Monday, May 22, 2017

Minimize Pricing Spoilage

“If you have to ask, you can’t afford it” is a motto of luxury purchasing exclusivity. An adaptation of the phrasing to become “If you choose to ask, you won’t enjoy it for as long” fits research findings about the relationship between price knowledge and consumption satisfaction. Researchers at Vanderbilt University, University of Minnesota, and Simon Fraser University find that a purchaser’s attention to the price of a product or service accelerates satiation. Their enjoyment decreases faster than if having used the identical item without attention to price. The reason, conclude the researchers, is that the usage experience becomes less of a pleasant break from monitoring needs and more of a motivator to monitor expenditures.
     To keep from being a killjoy, retailer, introduce the price gently. You’re less likely to spoil the subsequent consumption experience when you, for example, state the cost after the quantity: “70 rolls for $29.99” draws more buyers than “$29.99 for 70 rolls,” as well as prolonging the pleasure from eating all those rolls.
     Shoppers do engage in willful ignorance, where they prefer to delay getting information—in this case, price. If it looks as if the customer doesn't want to think about the price because it's painful, avoid mentioning it, and if asked, say the price slowly. Researchers at HEC School of Management-Paris and at University of Pennsylvania find that this makes the shopper less sensitive to the cost. So if the tariff is $148.29, instead of saying "one forty eight twenty nine," say, "the price of this item is one hundred forty eight dollars and twenty nine cents." Maybe this tactic works because you don't notice the sour taste of the medicine when it goes down slowly.
     Or facilitate acceptance using familiarity.
     Which of these fetches the most favor from folks seeking flapjack flavor?
  • 4 Pancakes: $3.87 
  • 4 Pancakes: $4.13 
  • 4 Flapjacks: $3.87 
  • 4 Flapjacks: $4.13 
     The correct answer is the last of the alternatives.

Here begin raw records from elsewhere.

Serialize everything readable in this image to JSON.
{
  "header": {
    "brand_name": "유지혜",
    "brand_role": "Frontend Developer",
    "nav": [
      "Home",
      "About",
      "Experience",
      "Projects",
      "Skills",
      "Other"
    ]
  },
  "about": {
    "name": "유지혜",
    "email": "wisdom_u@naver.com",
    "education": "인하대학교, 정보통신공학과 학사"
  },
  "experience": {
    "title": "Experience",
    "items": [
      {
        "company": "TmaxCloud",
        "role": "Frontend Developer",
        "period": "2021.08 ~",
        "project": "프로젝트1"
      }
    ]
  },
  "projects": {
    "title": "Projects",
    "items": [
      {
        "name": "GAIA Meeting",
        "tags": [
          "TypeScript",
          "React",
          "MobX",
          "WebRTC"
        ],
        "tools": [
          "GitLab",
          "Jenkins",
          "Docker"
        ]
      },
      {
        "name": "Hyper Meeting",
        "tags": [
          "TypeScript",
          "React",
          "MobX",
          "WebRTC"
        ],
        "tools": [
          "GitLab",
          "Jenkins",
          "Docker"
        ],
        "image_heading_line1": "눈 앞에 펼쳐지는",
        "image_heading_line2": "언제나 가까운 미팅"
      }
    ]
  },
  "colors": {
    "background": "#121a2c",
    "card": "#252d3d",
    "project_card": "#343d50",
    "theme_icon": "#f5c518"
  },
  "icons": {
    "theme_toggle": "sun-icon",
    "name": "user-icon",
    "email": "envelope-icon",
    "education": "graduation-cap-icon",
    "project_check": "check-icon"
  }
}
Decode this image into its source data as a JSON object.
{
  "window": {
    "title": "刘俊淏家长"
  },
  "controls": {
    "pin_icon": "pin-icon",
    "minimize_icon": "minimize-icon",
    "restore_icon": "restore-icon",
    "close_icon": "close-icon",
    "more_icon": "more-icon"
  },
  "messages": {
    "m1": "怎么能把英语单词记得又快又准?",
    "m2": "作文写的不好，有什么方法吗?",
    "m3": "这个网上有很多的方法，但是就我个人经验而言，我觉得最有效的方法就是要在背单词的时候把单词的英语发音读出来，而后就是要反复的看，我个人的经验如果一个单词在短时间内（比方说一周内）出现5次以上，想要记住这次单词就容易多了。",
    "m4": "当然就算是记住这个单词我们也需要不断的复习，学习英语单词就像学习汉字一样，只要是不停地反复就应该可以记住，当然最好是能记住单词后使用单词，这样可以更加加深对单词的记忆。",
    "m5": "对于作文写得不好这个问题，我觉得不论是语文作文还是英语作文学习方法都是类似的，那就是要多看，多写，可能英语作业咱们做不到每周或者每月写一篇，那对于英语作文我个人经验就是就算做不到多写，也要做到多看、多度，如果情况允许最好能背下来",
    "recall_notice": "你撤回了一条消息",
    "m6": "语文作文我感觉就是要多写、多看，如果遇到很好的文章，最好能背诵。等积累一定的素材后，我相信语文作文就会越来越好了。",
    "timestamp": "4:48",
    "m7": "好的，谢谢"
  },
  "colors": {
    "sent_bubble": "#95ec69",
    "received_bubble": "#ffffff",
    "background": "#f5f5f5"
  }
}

Researchers at University of Miami, Virginia Tech, and Baruch College say the explanation lies in alliteration—the use of the same initial sound in words within the same group. The three “f” sounds in that fourth choice lead to positive evaluations because the similarity of the sounds makes the phrasing seem more familiar; what is familiar is easier for the brain to process; and what’s easier for the brain to process is liked longer, everything else being equal.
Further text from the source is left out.